LIVE/DEAD AGREEMENT OF LACUSTRINE OSTRACODE ASSEMBLAGES DECLINES WITH INCREASING HUMAN IMPACT: A NEW TOOL FOR CONSERVATION PALEOBIOLOGY


MICHELSON, Andrew V.1, ASH, Jeanine L.2, VITERI, Maria3, SPERGEL, Julian3 and PARK BOUSH, Lisa4, (1)The Department of the Geophysical Sciences, The University of Chicago, 5734 S. Ellis Avenue, Chicago, IL 60637, (2)Department of Earth, Planetary, and Space Sciences, University of California, Los Angeles, 595 Charles Young Drive East, Los Angeles, CA 90095-1567, (3)Department of Geophysical Sciences, University of Chicago, 5734 Ellis Avenue, Chicago, IL 60637, (4)Center for Integrative Geosciences, University of Connecticut, Storrs, CT 06269

Geohistorical are playing an increasingly important role in conservation by providing natural baselines of pre-human ecosystem conditions and variability against which current environmental change can be assessed.
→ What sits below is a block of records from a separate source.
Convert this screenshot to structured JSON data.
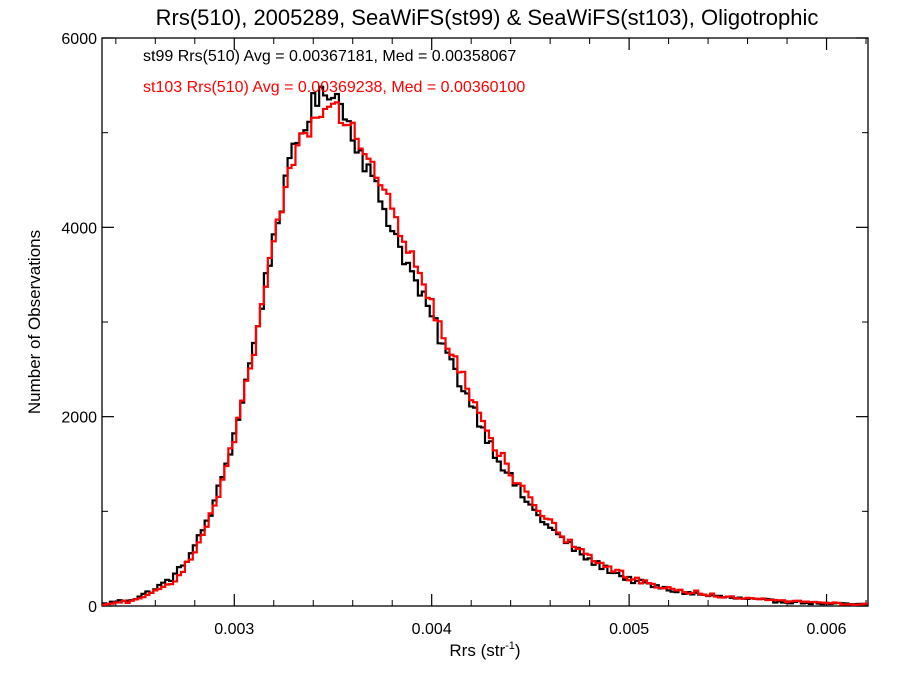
{
  "chart_data": {
    "type": "histogram",
    "title": "Rrs(510), 2005289, SeaWiFS(st99) & SeaWiFS(st103), Oligotrophic",
    "xlabel_main": "Rrs (str",
    "xlabel_sup": "-1",
    "xlabel_close": ")",
    "ylabel": "Number of Observations",
    "xlim": [
      0.00233,
      0.00621
    ],
    "ylim": [
      0,
      6000
    ],
    "x_ticks": [
      0.003,
      0.004,
      0.005,
      0.006
    ],
    "x_tick_labels": [
      "0.003",
      "0.004",
      "0.005",
      "0.006"
    ],
    "y_ticks": [
      0,
      2000,
      4000,
      6000
    ],
    "y_tick_labels": [
      "0",
      "2000",
      "4000",
      "6000"
    ],
    "x_minor_step": 0.0002,
    "y_minor_step": 1000,
    "grid": false,
    "legend_placement": "top-left",
    "bin_width": 2e-05,
    "series": [
      {
        "name": "st99",
        "color": "#000000",
        "label": "st99 Rrs(510) Avg = 0.00367181, Med = 0.00358067",
        "profile": [
          [
            0.00233,
            20
          ],
          [
            0.0025,
            80
          ],
          [
            0.0026,
            180
          ],
          [
            0.0027,
            320
          ],
          [
            0.0028,
            620
          ],
          [
            0.0029,
            1080
          ],
          [
            0.003,
            1800
          ],
          [
            0.0031,
            2750
          ],
          [
            0.0032,
            3900
          ],
          [
            0.0033,
            4800
          ],
          [
            0.0034,
            5300
          ],
          [
            0.0035,
            5480
          ],
          [
            0.0036,
            5000
          ],
          [
            0.0037,
            4500
          ],
          [
            0.0038,
            4000
          ],
          [
            0.0039,
            3500
          ],
          [
            0.004,
            3050
          ],
          [
            0.0041,
            2550
          ],
          [
            0.0042,
            2150
          ],
          [
            0.0043,
            1700
          ],
          [
            0.0044,
            1350
          ],
          [
            0.0045,
            1050
          ],
          [
            0.0046,
            820
          ],
          [
            0.0047,
            640
          ],
          [
            0.0048,
            480
          ],
          [
            0.0049,
            380
          ],
          [
            0.005,
            280
          ],
          [
            0.0052,
            170
          ],
          [
            0.0054,
            110
          ],
          [
            0.0056,
            70
          ],
          [
            0.0058,
            45
          ],
          [
            0.006,
            25
          ],
          [
            0.00621,
            15
          ]
        ]
      },
      {
        "name": "st103",
        "color": "#ff0000",
        "label": "st103 Rrs(510) Avg = 0.00369238, Med = 0.00360100",
        "profile": [
          [
            0.00233,
            10
          ],
          [
            0.0025,
            60
          ],
          [
            0.0026,
            150
          ],
          [
            0.0027,
            280
          ],
          [
            0.0028,
            560
          ],
          [
            0.0029,
            1020
          ],
          [
            0.003,
            1750
          ],
          [
            0.0031,
            2700
          ],
          [
            0.0032,
            3850
          ],
          [
            0.0033,
            4750
          ],
          [
            0.0034,
            5150
          ],
          [
            0.0035,
            5260
          ],
          [
            0.0036,
            5100
          ],
          [
            0.0037,
            4650
          ],
          [
            0.0038,
            4150
          ],
          [
            0.0039,
            3650
          ],
          [
            0.004,
            3150
          ],
          [
            0.0041,
            2650
          ],
          [
            0.0042,
            2220
          ],
          [
            0.0043,
            1780
          ],
          [
            0.0044,
            1420
          ],
          [
            0.0045,
            1110
          ],
          [
            0.0046,
            870
          ],
          [
            0.0047,
            680
          ],
          [
            0.0048,
            520
          ],
          [
            0.0049,
            400
          ],
          [
            0.005,
            300
          ],
          [
            0.0052,
            185
          ],
          [
            0.0054,
            120
          ],
          [
            0.0056,
            75
          ],
          [
            0.0058,
            50
          ],
          [
            0.006,
            30
          ],
          [
            0.00621,
            18
          ]
        ]
      }
    ]
  }
}
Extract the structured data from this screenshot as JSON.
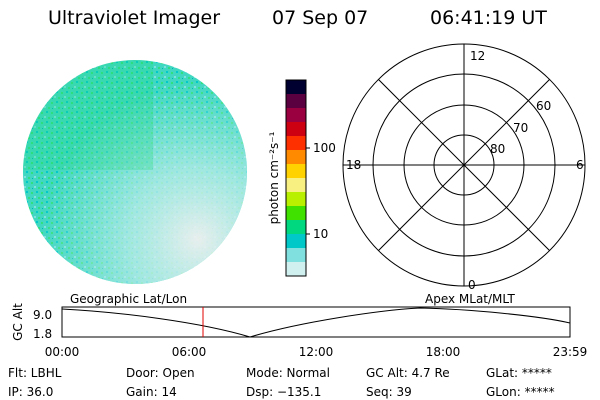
{
  "header": {
    "title": "Ultraviolet Imager",
    "date": "07 Sep 07",
    "time": "06:41:19 UT"
  },
  "colorbar": {
    "unit_label": "photon cm⁻²s⁻¹",
    "ticks": [
      "100",
      "10"
    ],
    "colors": [
      "#000030",
      "#5a0040",
      "#9a0040",
      "#cc0010",
      "#ff3000",
      "#ff8a00",
      "#ffd200",
      "#f8f080",
      "#b8f000",
      "#40e000",
      "#00d880",
      "#00c8c8",
      "#80e0e0",
      "#d0f0f0"
    ]
  },
  "polar": {
    "top_label": "12",
    "bottom_label": "0",
    "left_label": "18",
    "right_label": "6",
    "ring_labels": [
      "60",
      "70",
      "80"
    ]
  },
  "timeline": {
    "left_label": "Geographic Lat/Lon",
    "right_label": "Apex MLat/MLT",
    "axis_title": "GC Alt",
    "y_top": "9.0",
    "y_bottom": "1.8",
    "x_ticks": [
      "00:00",
      "06:00",
      "12:00",
      "18:00",
      "23:59"
    ]
  },
  "footer": {
    "filter": "Flt: LBHL",
    "ip": "IP: 36.0",
    "door": "Door: Open",
    "gain": "Gain: 14",
    "mode": "Mode: Normal",
    "dsp": "Dsp: −135.1",
    "gc_alt": "GC Alt: 4.7 Re",
    "seq": "Seq: 39",
    "glat": "GLat: *****",
    "glon": "GLon: *****"
  },
  "chart_data": {
    "type": "line",
    "x": [
      "00:00",
      "06:00",
      "12:00",
      "18:00",
      "23:59"
    ],
    "series": [],
    "ylabel": "GC Alt",
    "ylim": [
      1.8,
      9.0
    ],
    "current_time": "06:41"
  }
}
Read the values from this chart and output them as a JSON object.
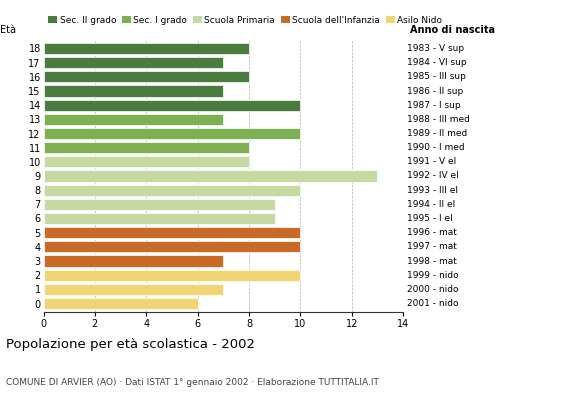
{
  "ages": [
    18,
    17,
    16,
    15,
    14,
    13,
    12,
    11,
    10,
    9,
    8,
    7,
    6,
    5,
    4,
    3,
    2,
    1,
    0
  ],
  "values": [
    8,
    7,
    8,
    7,
    10,
    7,
    10,
    8,
    8,
    13,
    10,
    9,
    9,
    10,
    10,
    7,
    10,
    7,
    6
  ],
  "right_labels": [
    "1983 - V sup",
    "1984 - VI sup",
    "1985 - III sup",
    "1986 - II sup",
    "1987 - I sup",
    "1988 - III med",
    "1989 - II med",
    "1990 - I med",
    "1991 - V el",
    "1992 - IV el",
    "1993 - III el",
    "1994 - II el",
    "1995 - I el",
    "1996 - mat",
    "1997 - mat",
    "1998 - mat",
    "1999 - nido",
    "2000 - nido",
    "2001 - nido"
  ],
  "colors": [
    "#4a7c3f",
    "#4a7c3f",
    "#4a7c3f",
    "#4a7c3f",
    "#4a7c3f",
    "#7db050",
    "#7db050",
    "#7db050",
    "#c5d9a0",
    "#c5d9a0",
    "#c5d9a0",
    "#c5d9a0",
    "#c5d9a0",
    "#c96a27",
    "#c96a27",
    "#c96a27",
    "#f2d472",
    "#f2d472",
    "#f2d472"
  ],
  "legend_labels": [
    "Sec. II grado",
    "Sec. I grado",
    "Scuola Primaria",
    "Scuola dell'Infanzia",
    "Asilo Nido"
  ],
  "legend_colors": [
    "#4a7c3f",
    "#7db050",
    "#c5d9a0",
    "#c96a27",
    "#f2d472"
  ],
  "title": "Popolazione per età scolastica - 2002",
  "subtitle": "COMUNE DI ARVIER (AO) · Dati ISTAT 1° gennaio 2002 · Elaborazione TUTTITALIA.IT",
  "ylabel_age": "Età",
  "ylabel_birth": "Anno di nascita",
  "xlim": [
    0,
    14
  ],
  "xticks": [
    0,
    2,
    4,
    6,
    8,
    10,
    12,
    14
  ],
  "grid_x": [
    2,
    4,
    6,
    8,
    10,
    12,
    14
  ],
  "bar_height": 0.78
}
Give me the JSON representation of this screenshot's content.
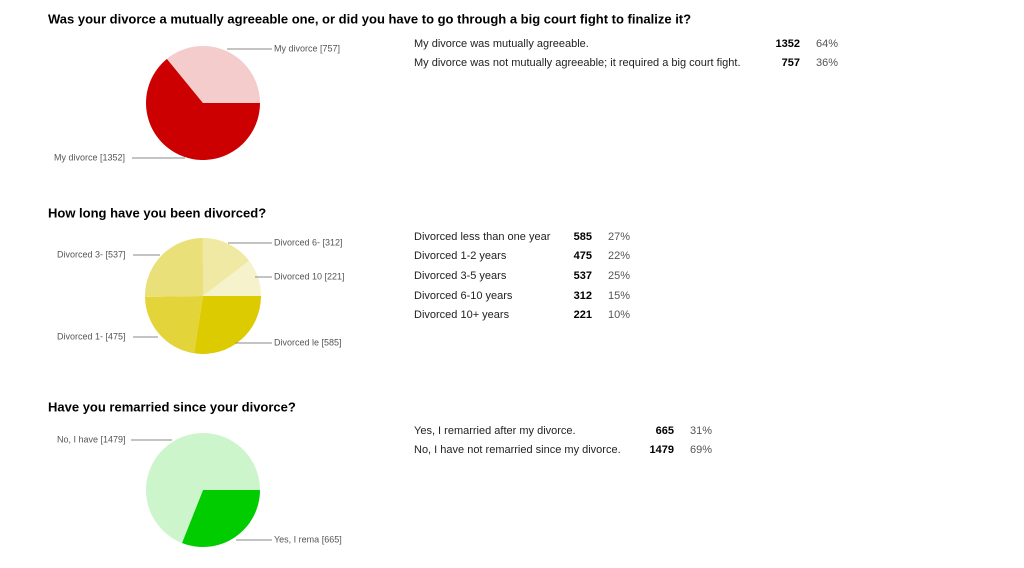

Live/dead discordance in mollusk assemblages can indicate human impact in marine environments, but new tools are needed to identify human impact in lacustrine habitats. Here we tested whether live/dead agreement is lower in lakes under current anthropogenic stress due to environmentally-induced changes in the composition of the living community within the window of time-averaging. This hypothesis was investigated at two spatial scales, using three pairs of physically-similar impacted and “pristine” lakes on each of three Bahamian islands. These islands themselves constitute a regional gradient of anthropogenic impact as judged by human population: New Providence (greatest impact, 250,000 people), San Salvador Island (intermediate impact, ~1,100 year-round residents), and Rum Cay (least impact, ~60 year-round residents). At the single island scale, we expected live/dead fidelity will be lower in the human-influenced lake of each pair, and at the regional scale, we expected live/dead fidelity will be lower on islands with highest human populations. In each of the eighteen lakes, living communities and associated death assemblages were sampled at five, ten, fifteen, and twenty meters from shore along two transects perpendicular to the shore, yielding sixteen samples per lake. We found that all six of the impacted lakes sampled on New Providence and San Salvador had lower live/dead rank-abundance correlation and taxonomic similarity than their counterpart pristine lakes, whereas only some of the three impacted lakes on lightly populated Rum Cay had lower fidelity. Overall, live/dead agreement of both impacted and “pristine” lakes was lowest on New Providence and higher on Rum Cay, where the difference in live/dead fidelity was smallest between “pristine” and impacted lakes. This test thus establishes the reliability of ostracode live/dead discordance as a tool for recognizing the ecological impacts of humans in lake environments, both among lakes on a single island and on a regional, inter-island scale.